Tidjane Thiam est né en Côte d’Ivoire en 1962. Ses deux parents sont Ivoiriens, son père né au Sénégal mais résidant à Abidjan ayant choisi la nationalité de son pays d’accueil. Toute l’affaire repose sur une ambigüité sciemment entretenue : son père était-il français ? Si oui, le candidat du PDCI aurait pu se prévaloir de la double nationalité. Or, ce n’est pas le cas.

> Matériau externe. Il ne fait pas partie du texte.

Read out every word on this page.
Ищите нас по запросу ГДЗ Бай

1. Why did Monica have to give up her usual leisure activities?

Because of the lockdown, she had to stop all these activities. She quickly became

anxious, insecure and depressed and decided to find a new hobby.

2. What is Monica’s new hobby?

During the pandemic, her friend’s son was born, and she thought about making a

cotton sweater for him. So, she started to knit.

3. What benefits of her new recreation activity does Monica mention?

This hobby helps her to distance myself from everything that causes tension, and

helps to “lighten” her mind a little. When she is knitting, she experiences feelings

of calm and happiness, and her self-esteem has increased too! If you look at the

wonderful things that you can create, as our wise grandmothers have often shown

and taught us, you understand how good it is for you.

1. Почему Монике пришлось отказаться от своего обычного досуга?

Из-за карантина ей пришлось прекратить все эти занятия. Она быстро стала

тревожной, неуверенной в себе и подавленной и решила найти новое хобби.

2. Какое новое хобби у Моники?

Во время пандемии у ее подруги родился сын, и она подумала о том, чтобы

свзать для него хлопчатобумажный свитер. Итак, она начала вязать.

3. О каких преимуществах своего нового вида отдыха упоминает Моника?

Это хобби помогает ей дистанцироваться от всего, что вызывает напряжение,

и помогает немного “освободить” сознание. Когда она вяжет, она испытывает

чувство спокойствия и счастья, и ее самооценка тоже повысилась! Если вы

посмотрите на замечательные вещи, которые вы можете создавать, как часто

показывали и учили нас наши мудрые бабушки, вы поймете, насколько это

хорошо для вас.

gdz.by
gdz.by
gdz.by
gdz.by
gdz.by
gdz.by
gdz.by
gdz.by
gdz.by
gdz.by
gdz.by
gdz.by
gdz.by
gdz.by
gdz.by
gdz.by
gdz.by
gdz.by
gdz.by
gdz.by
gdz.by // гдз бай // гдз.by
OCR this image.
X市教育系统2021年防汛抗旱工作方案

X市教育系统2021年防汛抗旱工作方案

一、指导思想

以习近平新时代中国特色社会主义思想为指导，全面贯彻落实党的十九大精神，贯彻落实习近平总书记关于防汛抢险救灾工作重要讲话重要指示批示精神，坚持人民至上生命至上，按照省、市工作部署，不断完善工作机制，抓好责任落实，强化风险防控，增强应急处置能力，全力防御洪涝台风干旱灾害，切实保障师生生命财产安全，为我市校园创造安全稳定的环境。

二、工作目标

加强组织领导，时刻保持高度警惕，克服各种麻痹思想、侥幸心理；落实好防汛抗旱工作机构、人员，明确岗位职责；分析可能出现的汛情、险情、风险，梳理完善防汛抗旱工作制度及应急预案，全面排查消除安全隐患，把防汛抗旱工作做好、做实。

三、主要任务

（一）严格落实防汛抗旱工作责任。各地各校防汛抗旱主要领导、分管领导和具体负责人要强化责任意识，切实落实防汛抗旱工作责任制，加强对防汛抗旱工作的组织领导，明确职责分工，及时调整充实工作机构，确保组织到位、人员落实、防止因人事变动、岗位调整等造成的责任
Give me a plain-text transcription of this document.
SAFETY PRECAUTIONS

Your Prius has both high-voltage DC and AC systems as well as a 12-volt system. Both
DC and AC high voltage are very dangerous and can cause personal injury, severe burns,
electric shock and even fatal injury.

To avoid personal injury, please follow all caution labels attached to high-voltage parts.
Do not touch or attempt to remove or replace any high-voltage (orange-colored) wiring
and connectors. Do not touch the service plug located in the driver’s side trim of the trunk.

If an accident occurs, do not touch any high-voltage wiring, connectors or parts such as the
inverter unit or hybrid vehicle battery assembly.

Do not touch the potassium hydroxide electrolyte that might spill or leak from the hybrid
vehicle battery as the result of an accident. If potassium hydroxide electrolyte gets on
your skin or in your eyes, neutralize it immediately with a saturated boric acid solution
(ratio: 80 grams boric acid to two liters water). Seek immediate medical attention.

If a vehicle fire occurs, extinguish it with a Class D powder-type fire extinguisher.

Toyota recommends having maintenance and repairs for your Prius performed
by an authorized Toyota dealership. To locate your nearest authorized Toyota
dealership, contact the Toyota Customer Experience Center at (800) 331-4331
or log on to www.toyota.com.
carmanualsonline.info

En 1987, à l’âge de 25 ans, Tidjane Thiam demande à être naturalisé français, le Journal Officiel de la République française de cette année-là en atteste. Le document qui fait figure de pièce à conviction circule d’ailleurs abondamment sur les réseaux sociaux. Or, cette demande de nationalité française, en apparence anodine, entraîne pourtant une conséquence juridique majeure : l’application automatique de l’article 48 du Code de la nationalité ivoirienne qui stipule : que tout Ivoirien majeur acquérant une nationalité étrangère perd de plein droit la nationalité ivoirienne.
Tidjane Thiam, apatride ?
Or, selon la constitution de 2020, pour être candidat à l’élection présidentielle, il faut être Ivoirien né de père ou de mère ivoirien. Laissant croire qu’il avait la double nationalité, Tidjane Thiam a annoncé, le 7 février 2025, renoncer à la nationalité française afin de pouvoir briguer la magistrature suprême. Et, c’est là où l’affaire se corse, puisqu’il n’est plus Ivoirien depuis 1987, si les autorités françaises acceptent sa demande de renonciation à sa nationalité française, il devient… apatride ! A moins qu’il ne dispose d’une autre nationalité acquise par son mariage avec une américaine, comme certaines rumeurs de plus en plus persistantes le propagent. Dans l’hypothèse où il ne posséderait pas de passeport made in USA, il lui resterait deux options. La première, demander à Emmanuel Macron, son ami, de surseoir à sa demande de renonciation à la nationalité française ; la seconde, de solliciter une naturalisation ivoirienne… des mains d’Alassane Ouattara, dont il conteste pourtant la légitimité ! Dans les deux cas, cela ne résoudrait pas son problème de candidat à l’élection présidentielle d’octobre 2025, puisque l’article 43 1° du Code de la Nationalité précise qu’il faut être naturalisé Ivoirien depuis dix ans au moins pour être investi de fonctions ou de mandats électifs.
Une défense calamiteuse
Rattrapé par la réalité juridique et face aux interrogations de ses partisans, Tidjane Thiam s’est défendu de la pire des manières. Il a balayé la question d’un revers de main en déclarant « Quand on ne respecte pas la Constitution, on ne peut pas pousser les gens à respecter la loi. Donc, soyez sereins ! » Il visait ainsi le 4ème mandat jugé anticonstitutionnel d’Alassane Ouattara. Il a ensuite enfoncé le clou en ajoutant qu’on ne peut lui opposer un « sombre article 48 ». Cette déclaration est une faute à double titre. Non seulement il avoue être bien concerné par l’article 48 sans contester le fond du problème, mais en plus il dénie la loi alors qu’il brigue la magistrature suprême. La réponse du berger à la bergère ne s’est pas faite attendre, le porte-parole du gouvernement lui a rétorqué que « ce sombre article 48 » avait été rédigé à la demande de son grand père, le fondateur de la nation ivoirienne, Félix Houphouët Boigny. Ambiance…
La crise qui vient…
L’élection présidentielle ivoirienne est toujours rythmée par des événements inattendus, des soubresauts, celui-ci en est un majeur qui marquera la campagne de 2025. La première victime est le PDCI qui se retrouve fragilisé, sans candidat, à l’aube de la campagne, sans président puisqu’il faut être aussi Ivoirien pour diriger ce parti, qui, à n’en pas douter, sera traversé par des divisions internes, des déchirements. La seconde est la coalition de l’opposition qui avait confié à Tidjane Thiam et au PDCI le rôle de leader. Hormis, Alassane Ouattara qui comptera les points, c’est toute la classe politique qui doit revoir sa stratégie.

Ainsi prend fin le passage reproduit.